Turan, yıl şiddet ile geçen 8 Mart kutlamalarını hatırlatarak, “Bu 8 Mart’ ta da direnen ve mücadele eden kadınlar olacak. Haklarımızı savunmaya devam edeceğiz. Bedenimiz ve düşüncelerimiz bizimdir. Bunu bir başkasının kararına bırakmayacağız” dedi.
‘SOKAKLAR BİZİM’ 
Faşizmin en yoğun olduğu dönemlerde kadınların inisiyatif aldığına vurgu yapan Eğitim-Sen Kocaeli Şubesi Kadın Sekreteri Sibel Yılmaz ise, “Latin Amerika’dan, Rusya’ya ve Ortadoğu’ya kadar erkek egemenliğine karşı kadınlar her alanda direniyor.
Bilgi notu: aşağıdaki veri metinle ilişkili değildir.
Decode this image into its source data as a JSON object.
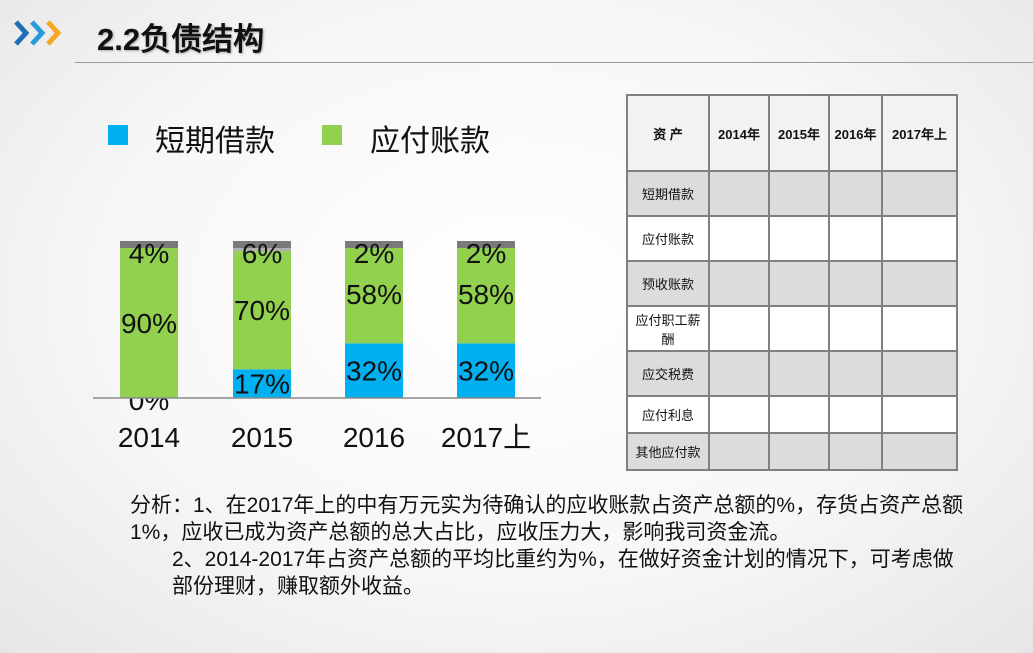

Bizler de kadına yönelik şiddetin tırmandığı, kadınların bedeller ödeyerek kazandığı hak ve özgürlüklerine yönelik saldırıların arttığı bu dönemde tekrar sokağı işaret ediyoruz” dedi. Erkek egemen zihniyete karşı itaat etmeyeceklerinin altını çizen Yılmaz, “Sokaklarda olmaya ve direnmeye devam edeceğiz. Bedenlerimiz de sokaklar da bizim. Yasakları kadın iradesi yenecek” çağrısında bulundu.